There are two difficult problems for complexity comparison between the proposed method and each analyzed method. First, most of the state-of-the-art methods have not provided the running times. Second, each compared method was not performed on a unified platform. It was hard to compare the time of each method exactly. We have tried to provide the running times of the compared methods with the available codes. We have also cited the running times of paper [28] and normalized the running time of the proposed method based on the approximate criteria of the method [28]. Table 6 shows the compared results.

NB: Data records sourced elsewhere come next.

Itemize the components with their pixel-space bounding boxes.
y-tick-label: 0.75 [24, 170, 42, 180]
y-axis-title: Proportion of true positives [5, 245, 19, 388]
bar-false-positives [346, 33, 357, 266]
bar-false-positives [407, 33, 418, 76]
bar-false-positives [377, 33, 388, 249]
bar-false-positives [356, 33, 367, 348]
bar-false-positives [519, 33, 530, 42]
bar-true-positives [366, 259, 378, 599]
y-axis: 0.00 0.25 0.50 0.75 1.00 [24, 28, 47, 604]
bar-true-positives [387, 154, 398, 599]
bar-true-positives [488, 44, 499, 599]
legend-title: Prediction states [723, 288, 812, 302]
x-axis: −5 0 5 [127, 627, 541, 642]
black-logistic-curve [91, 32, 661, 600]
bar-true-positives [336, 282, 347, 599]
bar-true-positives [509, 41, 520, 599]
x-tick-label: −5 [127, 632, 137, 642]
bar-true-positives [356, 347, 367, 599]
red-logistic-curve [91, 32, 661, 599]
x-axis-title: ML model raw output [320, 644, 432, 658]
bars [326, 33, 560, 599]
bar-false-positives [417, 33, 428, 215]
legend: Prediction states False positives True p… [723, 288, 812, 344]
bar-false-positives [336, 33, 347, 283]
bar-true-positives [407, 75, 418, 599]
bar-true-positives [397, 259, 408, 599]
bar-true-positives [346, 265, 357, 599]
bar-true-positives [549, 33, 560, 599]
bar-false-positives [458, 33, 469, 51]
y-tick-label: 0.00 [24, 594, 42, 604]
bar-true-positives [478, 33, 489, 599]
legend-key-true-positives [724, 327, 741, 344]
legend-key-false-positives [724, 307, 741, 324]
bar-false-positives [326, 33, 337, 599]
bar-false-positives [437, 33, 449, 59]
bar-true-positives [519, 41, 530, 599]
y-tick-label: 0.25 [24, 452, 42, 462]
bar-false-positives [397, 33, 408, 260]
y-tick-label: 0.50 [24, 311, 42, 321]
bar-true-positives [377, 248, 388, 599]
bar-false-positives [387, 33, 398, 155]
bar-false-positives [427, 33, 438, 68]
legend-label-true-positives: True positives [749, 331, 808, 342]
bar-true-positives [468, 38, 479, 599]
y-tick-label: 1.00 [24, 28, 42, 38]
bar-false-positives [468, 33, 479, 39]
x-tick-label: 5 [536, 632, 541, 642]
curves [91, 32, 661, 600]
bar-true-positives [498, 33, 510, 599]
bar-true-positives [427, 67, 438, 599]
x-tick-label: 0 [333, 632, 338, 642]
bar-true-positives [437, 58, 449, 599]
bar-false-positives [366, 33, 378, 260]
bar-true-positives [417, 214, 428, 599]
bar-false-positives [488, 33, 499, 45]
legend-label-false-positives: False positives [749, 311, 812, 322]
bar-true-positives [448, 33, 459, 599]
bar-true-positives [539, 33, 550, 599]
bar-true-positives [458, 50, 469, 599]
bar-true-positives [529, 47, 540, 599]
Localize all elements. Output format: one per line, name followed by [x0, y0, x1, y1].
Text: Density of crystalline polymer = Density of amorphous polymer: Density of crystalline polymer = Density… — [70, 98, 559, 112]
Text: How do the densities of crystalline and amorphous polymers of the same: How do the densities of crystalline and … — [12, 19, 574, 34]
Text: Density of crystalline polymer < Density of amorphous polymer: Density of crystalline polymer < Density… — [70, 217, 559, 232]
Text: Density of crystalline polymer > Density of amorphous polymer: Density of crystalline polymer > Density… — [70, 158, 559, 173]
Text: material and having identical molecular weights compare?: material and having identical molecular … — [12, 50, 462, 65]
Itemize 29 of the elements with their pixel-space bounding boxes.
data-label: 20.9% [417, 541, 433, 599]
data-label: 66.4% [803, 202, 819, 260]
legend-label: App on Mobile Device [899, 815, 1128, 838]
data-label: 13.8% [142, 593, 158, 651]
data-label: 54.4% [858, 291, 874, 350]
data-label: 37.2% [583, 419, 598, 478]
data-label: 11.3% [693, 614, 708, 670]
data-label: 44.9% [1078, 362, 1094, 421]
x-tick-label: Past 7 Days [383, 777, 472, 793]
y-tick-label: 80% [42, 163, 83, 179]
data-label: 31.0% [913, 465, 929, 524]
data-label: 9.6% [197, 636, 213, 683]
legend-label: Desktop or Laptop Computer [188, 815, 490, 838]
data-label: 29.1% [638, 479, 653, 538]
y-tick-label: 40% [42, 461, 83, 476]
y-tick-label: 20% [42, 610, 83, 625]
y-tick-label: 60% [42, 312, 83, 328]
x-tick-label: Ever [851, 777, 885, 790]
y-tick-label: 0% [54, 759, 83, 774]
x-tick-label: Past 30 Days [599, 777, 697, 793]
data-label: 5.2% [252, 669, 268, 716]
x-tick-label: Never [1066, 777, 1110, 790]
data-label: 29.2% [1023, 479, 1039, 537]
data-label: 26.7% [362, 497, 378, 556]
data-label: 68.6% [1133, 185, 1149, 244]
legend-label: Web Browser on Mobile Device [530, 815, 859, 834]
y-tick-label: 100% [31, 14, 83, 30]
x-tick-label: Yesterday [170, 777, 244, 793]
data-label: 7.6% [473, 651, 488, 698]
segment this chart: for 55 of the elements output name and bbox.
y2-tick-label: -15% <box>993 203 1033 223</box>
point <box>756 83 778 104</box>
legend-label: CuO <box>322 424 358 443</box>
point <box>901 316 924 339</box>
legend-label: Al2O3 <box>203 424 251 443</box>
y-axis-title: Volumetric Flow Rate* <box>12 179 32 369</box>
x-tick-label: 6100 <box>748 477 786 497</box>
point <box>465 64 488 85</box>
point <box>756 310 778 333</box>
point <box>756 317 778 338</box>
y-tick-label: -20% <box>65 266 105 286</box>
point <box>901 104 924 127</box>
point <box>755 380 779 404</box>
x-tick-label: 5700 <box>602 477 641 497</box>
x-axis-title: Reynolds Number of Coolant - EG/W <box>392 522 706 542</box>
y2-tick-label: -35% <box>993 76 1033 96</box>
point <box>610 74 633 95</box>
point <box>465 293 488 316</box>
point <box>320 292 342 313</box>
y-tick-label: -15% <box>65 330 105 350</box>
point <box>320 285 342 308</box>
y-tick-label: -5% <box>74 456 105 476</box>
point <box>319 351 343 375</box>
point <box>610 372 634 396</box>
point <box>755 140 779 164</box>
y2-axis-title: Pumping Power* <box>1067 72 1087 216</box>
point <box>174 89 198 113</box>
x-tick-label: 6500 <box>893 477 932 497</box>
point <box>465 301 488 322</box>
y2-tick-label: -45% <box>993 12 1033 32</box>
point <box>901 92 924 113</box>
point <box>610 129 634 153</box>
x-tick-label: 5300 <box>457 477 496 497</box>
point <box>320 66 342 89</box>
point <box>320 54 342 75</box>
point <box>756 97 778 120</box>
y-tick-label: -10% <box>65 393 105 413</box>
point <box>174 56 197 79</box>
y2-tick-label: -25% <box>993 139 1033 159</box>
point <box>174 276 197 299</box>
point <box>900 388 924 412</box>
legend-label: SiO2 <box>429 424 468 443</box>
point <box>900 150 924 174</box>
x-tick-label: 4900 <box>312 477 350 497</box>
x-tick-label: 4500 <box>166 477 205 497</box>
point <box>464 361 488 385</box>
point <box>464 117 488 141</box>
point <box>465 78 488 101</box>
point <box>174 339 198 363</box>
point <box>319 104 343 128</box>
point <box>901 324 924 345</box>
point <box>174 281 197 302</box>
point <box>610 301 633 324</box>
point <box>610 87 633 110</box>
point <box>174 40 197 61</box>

Table 6 Running times of the proposed method and the state-of-the-art methods

Table 6 clearly shows that the running times of the keypoint-based methods ([7, 23, 28], the proposed method) were generally less than the block-based methods ([5, 11, 22, 25]). The block-based methods took expensive times for feature extraction and matching of each block (or each pixel). The keypoint-based methods extracted local image features as keypoints and only filtered the extracted keypoints as matches. As for the proposed method, the extracted feature stage and keypoint filtering stage occupied a small portion of the total time. It was owing to the mixed-language programming with various effective tools. The iterative region needed to iteratively calculate each neighboring keypoints feature. So the iterative region merging took the relatively expensive time.

5 Conclusions

In this paper, the proposed method fused the advantages of the keypoint-based and block-based-methods to perform CMFD. This novel method mainly involves the local maxima, minima extraction and matching algorithm, an adaptive keypoint filtering algorithm, an iterative region-merging algorithm and so on. First, the local maxima and minima are extracted as candidate keypoint pairs by Speeded Up Robust Features (SURF). The Best-Bin-First search (BBF) is employed to obtain the correlation between each pair of candidate keypoints. The candidate keypoints are then matched as pairs by employing the Nearest Neighbors (2NN) test. The adaptive keypoint filtering algorithm based on random sample consensus (RANSAC) is proposed to filter out the outliers and obtain the inlier (keypoint) pairs. The first sub-stage of the filtering algorithm removes nearest neighbor keypoint pairs. The second sub-stage evaluates the inliers and corrects keypoint misclassifications. The adaptive keypoint filtering can identify both single forgeries and multiple forgeries. Finally, the iterative region-merging algorithm is proposed to obtain the forged regions. Neighboring keypoints (NKs) are generated to obtain additional inliers to cover the forged regions, and DPCET is employed to extract the circular block features corresponding to the NKs and filter out any mismatched NKs. The suspected regions are generated by the circular blocks of the matched NKs. Simple Linear Iterative Clustering (SLIC) is employed to segment the host image into superpixels. The superpixels and suspected regions are merged to fill the detected regions more precisely. Compared with the state-of-the-art methods, a series of experiments demonstrated that our proposed method achieves the best performance for CMFD under various post-processing operations. In future work, the adaptive keypoint filtering and iterative region-merging of our proposed scheme will be applied to wider fields, focusing not only on CMFD but also other types of forgery detection such as splicing and image morphing.